Public records in Whatcom County contained no references to Delgado, but Welch left a paper trail in superior court and the county auditor's office. (Actually, Delgado should have appeared in the court records as well, but a clerical error failed to put his name in the index.) The case involved a precursor to the Fortuna Alliance called the Whole Earth Alliance.

Like Fortuna, Whole Earth was going to be a new paradigm in doing business, use computers and make everybody rich. A Bellingham couple gave Delgado $36,000 in the venture based on verbal promises. When they asked for a written contract, they were turned down. When they asked for their money back, they were told that it was gone. They went to court.
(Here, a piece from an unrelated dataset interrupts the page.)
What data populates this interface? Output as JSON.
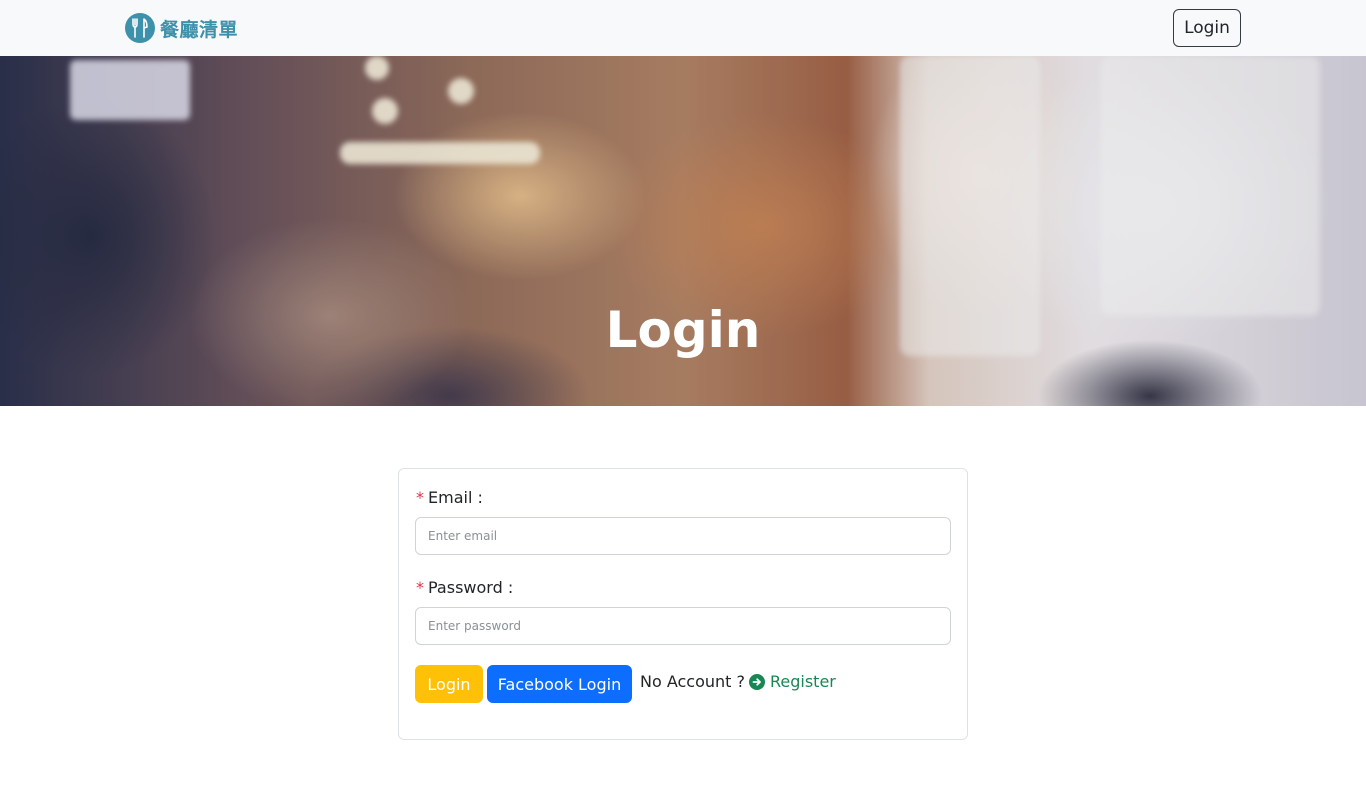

Delgado and Welch didn't contest the case, never showing up in court. A default judgement in 1993 ordered Delgado and Welch to pay back the $36,000 and costs, but the Bellingham couple never recovered a dime. When the judgement against Delgado and Welch was rendered, neither had any assets which could be located -- and there hangs an interesting tale.

A series of foreclosures against Welch cascaded like a chain of dominoes. Starting with bad loans on property in San Juan County, the liens, foreclosures and evictions cascaded into Whatcom County. By the time it was all over, Welch was evicted from her house in Custer, a small community to the north of Bellingham, in order to pay back the loans and unpaid mortgages. In the final phases of this financial collapse, Welch resorted to tactics which have now become notorious. Like the Freemen of Montana, Libby Welch declared herself a "White Sovereign Citizen."